Tout au long de son éducation secondaire, il a fait la connaissance d’autres personnes et a acquis de nouvelles idées. Il a aussi pu s’informer des partis politiques qui militent contre l’impérialisme britannique. Il était intellectuellement attiré par les Frères musulmans mais les a quittés après qu’ils aient commis un acte de violence qu’il ne pouvait accepter, à savoir l’assassinat du juge Ahmed El Khazandar. Il prit distance des Frères musulmans et rejoignit la Révolution du 23 juillet
2- Comme tout jeune homme cherchant la vérité, mais aussi attentif aux idées de justice dans les pays occupés, il s’est tourné vers l’étude du Droit. Il obtint sa licence en Droit de l’Université d’Alexandrie en 1953, puis le Diplôme des Hautes Etudes en Droit international et Sciences politiques de l’Université de Grenoble en 1956. Pour conclure avec un Doctorat en Droit et Sciences politiques de l’Université de Paris en 1966.
3- La vie d’El-Samman s’est construite autour de sa quête interminable. Il avait une préoccupation permanente, presqu’une obsession qui ne l’a jamais quittée, à savoir la nécessité du dialogue des religions et des civilisations. Cette obsession l’a mené à occuper des postes consécutifs. Il fut vice-président du Comité permanent d’Al-Azhar pour le dialogue interreligieux, Conseiller du cheikh d’Al-Azhar pour le dialogue interreligieux et Président du Comité du dialogue et des relations islamiques au Conseil suprême des affaires islamiques d’Egypte. Sans oublier sa présence constante dans de nombreux organismes nationaux, arabes et internationaux concernés par cette question.
4- El-Samman a aussi connu le travail gouvernemental, et a pu devenir un modèle du patriote égyptien actif. Il a œuvré comme il le dit en «citoyen engagé » à l’époque d’Abdel Nasser. Il était notoirement connu pour ses initiatives politiques et diplomatiques sous la présidence de Mohamed Anouar el-Sadate qui le nomma Conseiller pour la communication extérieure. Il s’est battu pour identifier les incompréhensions au sujet des enjeux idéologiques et politiques. A cet égard, il a lui-même raconté des histoires intéressantes dans son livre autobiographie publié en 2012, intitulé «D’une révolution à une autre: Mémoires d’un citoyen engagé à l’époque d’Abdel Nasser, Sadate et Moubarak.»
5- Dr Ali El-Samman maitrisait parfaitement I‘arabe, sa langue maternelle. De plus, il parlait le Français et l’Anglais couramment. Il ne s’est pas contenté du dialogue et de la façon de le diriger, il a aussi publié de nombreux articles dans de grands journaux français, et a participé à des débats télévisés. Il donnait toujours l’exemple de la façon dont un vrai dialogue devrait être mené, avec modestie mais intransigeant au regard de la vérité, faisant une distinction ferme entre agnosticisme et athéisme, séparant bien les deux. Il croyait également que la conception du dialogue prônée par les Frères musulmans, était violente et inacceptable.
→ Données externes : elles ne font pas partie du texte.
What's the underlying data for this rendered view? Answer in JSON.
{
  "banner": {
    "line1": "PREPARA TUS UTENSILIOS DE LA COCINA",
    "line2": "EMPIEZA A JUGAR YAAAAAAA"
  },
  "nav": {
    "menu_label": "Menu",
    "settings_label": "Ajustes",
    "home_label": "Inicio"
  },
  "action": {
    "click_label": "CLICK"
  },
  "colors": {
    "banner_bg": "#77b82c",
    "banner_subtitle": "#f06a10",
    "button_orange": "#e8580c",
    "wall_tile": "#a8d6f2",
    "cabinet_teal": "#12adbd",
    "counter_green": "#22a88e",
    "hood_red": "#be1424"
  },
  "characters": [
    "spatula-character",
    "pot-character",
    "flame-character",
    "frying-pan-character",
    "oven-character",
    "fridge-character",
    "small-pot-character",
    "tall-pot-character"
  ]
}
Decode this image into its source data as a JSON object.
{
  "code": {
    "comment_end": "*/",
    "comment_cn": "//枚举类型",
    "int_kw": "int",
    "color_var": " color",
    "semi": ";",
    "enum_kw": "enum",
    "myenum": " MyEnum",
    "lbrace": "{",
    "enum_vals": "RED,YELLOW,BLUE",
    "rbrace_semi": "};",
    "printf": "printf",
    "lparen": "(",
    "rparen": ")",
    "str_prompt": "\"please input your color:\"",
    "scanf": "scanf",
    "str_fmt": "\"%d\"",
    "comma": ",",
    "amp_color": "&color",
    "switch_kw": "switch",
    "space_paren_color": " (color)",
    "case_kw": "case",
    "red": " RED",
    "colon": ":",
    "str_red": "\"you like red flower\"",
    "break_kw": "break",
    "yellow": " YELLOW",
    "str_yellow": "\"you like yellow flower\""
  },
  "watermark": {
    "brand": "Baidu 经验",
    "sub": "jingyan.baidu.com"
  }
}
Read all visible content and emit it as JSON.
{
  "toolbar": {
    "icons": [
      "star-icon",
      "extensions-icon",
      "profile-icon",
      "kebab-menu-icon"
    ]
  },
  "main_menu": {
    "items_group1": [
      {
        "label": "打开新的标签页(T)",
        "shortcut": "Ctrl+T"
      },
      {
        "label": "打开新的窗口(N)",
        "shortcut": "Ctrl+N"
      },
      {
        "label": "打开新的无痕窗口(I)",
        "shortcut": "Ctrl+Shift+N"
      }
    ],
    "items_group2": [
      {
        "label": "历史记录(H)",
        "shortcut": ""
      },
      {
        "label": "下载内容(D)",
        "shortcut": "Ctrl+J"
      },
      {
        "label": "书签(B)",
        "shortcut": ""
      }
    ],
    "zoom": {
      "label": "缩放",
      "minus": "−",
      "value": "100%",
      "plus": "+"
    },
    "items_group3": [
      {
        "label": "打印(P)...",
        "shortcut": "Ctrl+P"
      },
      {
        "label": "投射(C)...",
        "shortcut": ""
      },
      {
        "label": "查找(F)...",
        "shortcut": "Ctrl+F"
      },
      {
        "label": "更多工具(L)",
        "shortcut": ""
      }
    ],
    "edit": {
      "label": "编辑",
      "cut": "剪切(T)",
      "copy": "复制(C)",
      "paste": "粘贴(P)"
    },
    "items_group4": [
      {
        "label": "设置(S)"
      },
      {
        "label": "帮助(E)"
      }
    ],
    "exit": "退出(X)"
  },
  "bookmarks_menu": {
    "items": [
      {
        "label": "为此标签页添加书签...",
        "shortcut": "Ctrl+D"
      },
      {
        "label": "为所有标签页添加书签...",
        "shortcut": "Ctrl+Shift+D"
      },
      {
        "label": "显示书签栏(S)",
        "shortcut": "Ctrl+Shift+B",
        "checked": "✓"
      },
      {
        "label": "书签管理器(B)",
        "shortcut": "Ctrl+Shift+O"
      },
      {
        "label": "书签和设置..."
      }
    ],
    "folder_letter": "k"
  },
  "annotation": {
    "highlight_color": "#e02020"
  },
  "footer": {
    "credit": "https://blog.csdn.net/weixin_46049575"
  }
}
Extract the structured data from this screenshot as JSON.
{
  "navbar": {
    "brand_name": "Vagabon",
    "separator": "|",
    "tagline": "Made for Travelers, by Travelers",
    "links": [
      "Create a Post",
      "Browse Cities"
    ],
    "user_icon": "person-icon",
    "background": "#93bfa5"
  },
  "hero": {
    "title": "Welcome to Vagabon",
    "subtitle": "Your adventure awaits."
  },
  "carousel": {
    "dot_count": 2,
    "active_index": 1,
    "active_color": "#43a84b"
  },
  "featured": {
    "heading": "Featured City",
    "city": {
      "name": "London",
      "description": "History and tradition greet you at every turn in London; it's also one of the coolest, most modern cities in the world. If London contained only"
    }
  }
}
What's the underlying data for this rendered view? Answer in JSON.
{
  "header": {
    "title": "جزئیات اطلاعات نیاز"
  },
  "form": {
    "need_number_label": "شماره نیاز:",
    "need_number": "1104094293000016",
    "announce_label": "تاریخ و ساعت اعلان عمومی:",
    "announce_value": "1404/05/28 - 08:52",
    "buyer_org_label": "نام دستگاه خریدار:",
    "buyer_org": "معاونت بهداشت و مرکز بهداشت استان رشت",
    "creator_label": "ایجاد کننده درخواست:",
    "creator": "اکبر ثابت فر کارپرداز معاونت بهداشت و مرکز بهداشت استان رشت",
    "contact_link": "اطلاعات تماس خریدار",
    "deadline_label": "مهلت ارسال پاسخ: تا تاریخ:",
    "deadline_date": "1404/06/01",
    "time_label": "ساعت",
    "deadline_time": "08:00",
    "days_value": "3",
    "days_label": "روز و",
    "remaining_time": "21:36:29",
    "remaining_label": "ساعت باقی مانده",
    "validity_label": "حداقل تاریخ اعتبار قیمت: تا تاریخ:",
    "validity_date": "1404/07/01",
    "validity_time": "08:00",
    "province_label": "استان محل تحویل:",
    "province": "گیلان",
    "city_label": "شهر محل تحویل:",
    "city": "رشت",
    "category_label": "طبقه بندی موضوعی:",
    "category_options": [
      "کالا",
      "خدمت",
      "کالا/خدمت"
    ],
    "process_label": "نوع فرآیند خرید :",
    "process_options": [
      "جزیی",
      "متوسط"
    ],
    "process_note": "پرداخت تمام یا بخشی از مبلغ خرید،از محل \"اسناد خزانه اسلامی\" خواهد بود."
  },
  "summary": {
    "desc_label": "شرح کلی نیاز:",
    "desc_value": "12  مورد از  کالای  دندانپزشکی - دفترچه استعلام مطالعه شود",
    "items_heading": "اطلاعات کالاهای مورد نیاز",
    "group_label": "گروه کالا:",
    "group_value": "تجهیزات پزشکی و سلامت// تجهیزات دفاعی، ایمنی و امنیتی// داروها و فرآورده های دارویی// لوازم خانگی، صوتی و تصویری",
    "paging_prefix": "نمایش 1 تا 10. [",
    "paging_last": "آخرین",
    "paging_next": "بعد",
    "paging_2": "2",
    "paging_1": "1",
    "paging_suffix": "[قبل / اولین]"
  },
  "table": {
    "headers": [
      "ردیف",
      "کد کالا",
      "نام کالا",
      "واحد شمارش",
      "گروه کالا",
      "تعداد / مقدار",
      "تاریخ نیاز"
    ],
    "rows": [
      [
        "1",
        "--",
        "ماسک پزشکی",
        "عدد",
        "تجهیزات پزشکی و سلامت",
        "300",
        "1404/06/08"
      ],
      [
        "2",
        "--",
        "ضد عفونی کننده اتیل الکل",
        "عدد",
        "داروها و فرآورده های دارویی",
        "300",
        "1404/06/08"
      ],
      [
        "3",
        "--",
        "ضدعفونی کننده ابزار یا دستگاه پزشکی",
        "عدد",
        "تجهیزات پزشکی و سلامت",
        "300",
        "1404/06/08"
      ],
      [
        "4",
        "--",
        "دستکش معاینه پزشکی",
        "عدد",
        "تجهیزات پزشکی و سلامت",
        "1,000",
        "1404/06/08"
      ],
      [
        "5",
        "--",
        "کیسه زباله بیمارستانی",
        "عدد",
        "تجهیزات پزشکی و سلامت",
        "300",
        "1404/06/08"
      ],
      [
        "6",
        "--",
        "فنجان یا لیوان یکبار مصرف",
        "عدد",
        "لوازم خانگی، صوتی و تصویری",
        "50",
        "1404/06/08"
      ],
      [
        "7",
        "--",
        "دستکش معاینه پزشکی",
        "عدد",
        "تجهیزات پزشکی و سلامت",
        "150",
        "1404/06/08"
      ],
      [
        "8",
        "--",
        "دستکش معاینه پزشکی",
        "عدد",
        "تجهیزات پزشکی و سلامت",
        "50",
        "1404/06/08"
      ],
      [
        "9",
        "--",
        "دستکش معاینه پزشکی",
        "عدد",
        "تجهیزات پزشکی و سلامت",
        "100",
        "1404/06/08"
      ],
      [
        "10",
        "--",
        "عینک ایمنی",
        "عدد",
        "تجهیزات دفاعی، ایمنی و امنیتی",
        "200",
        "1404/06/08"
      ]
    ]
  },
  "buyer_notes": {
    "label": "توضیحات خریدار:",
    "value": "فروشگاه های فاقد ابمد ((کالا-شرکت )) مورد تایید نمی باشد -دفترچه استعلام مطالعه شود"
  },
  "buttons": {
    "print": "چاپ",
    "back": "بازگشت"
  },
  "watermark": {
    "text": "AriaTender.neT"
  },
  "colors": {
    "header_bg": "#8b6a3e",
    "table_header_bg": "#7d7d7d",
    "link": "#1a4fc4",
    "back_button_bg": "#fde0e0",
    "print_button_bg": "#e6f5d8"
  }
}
6- L’équipe de notre revue « Al Majalla», a perdu une plume unique, qui n’a pas d’égale. Il était un patriote et un humaniste, croyant profondément en tout ce qu’il faisait. Il a connu une vie heureuse mettant à l’épreuve sa propre humanité par l’acceptation de l’autre. Il était profondément affligé et affecté par les actes terroristes commis en Egypte et ailleurs dans le monde.
7- Notre cher disparu Ali El-Samman semble avoir mené sa vie personnelle à l’image de sa vie publique, en accord avec sa croyance dans le dialogue interreligieux. Son épouse, Brigitte, est chrétienne et il a choisi pour son fils unique, un nom commun aux trois religions monothéistes, Sam.
8- Dr Ali El-Samman a consacré sa vie à promouvoir son rêve et sa devise : « Nous devons vivre ensemble dans la paix et la sécurité», objectif qui n’a pas encore été atteint. Il a pu mener a bon port le dialogue interreligieux et interculturel vers la coexistence. Hélas, il nous a quittés, laissant à la boussole le soin de trouver un capitaine capable de gouverner le bateau du dialogue qui prêche l’amour. L amour doit triompher.